Matthews Family Herald

"As for me and my house, we will serve the Lord" from Joshua 24:15


We had our weekly family gathering time last week, which is the only body fellowship we have right now, and the Lord gave me the idea of using the "stone soup" example. We all got together and I brought a large pot in. I said, "We are having stone soup and everyone has to bring in something to make it good. But it must be stone soup. It cannot be stone soup without three things: A pot, water, and a stone inside."
So, I got out a pot and said "This is the Holy Bible" and I set the pot on top of a copy of the Holy Bible. "The water is the Holy Spirit. The Rock inside is Jesus Christ," I said and I placed the Rock in the pot first, pouring the water on top. "Without the Rock, it's not stone soup. Without the water, the food would burn up. (I thought of this also just now: The water brings out the nutrients and should be drank) The heat will not be distributed evenly as the items simmer together, and it just won't be soup. The pot, the Holy Bible, is the context that the soup is contained within. (I thought of this as well: You need the whole pot to hold the soup in. Leaving part of it out won't hold the soup in.) The constraints of the Holy Bible keep the soup in the form it belongs in and we would have no soup without the pot. Nothing would stay together.

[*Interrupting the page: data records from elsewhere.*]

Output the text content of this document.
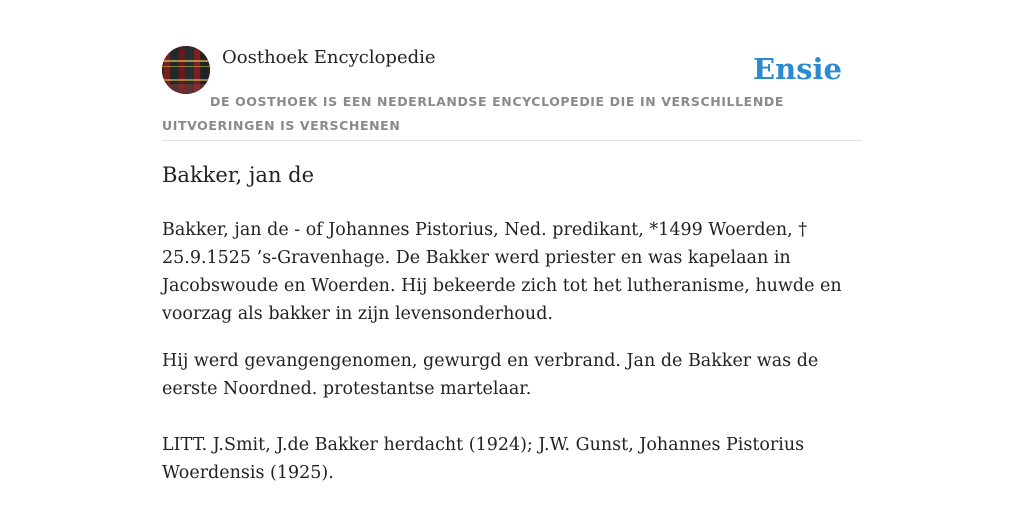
Oosthoek Encyclopedie	Ensie
DE OOSTHOEK IS EEN NEDERLANDSE ENCYCLOPEDIE DIE IN VERSCHILLENDE UITVOERINGEN IS VERSCHENEN
Bakker, jan de

Bakker, jan de - of Johannes Pistorius, Ned. predikant, *1499 Woerden, † 25.9.1525 ’s-Gravenhage. De Bakker werd priester en was kapelaan in Jacobswoude en Woerden. Hij bekeerde zich tot het lutheranisme, huwde en voorzag als bakker in zijn levensonderhoud.

Hij werd gevangengenomen, gewurgd en verbrand. Jan de Bakker was de eerste Noordned. protestantse martelaar.

LITT. J.Smit, J.de Bakker herdacht (1924); J.W. Gunst, Johannes Pistorius Woerdensis (1925).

I then went on to hand out plastic toy vegetables to each person in the room. I challenged them to "bring something." To "Think back through the week and tell something that God has done, an experience you had in the Lord Sing us a Holy song, read a passage the Lord led you to this week, something." Each person did so, one by one, and placed their items into the soup as they shared. Even the baby, Eden, sang us "This Little Light of Mine" and it was a blessing for all.
I also emphasized how dead attempts to do something in the Lord could be born out of one legitimate and God inspired event like this "Stone Soup" analogy. Whole demoniations are born out of things like this where, 20 years later, there's a still a silver pot by the alter. The congregation comes in, takes a plastic vegatable and sits down waiting for their turn. Trying to hold on to a point God was making and turn it into man's attempt to create God's movement over and over.
The family said it was likely one of the best family gatherings we'd had. I think the whole experience shares a lot about what body fellowship should be. What kind of soup have you been drinking? Make sure it's actually stone soup.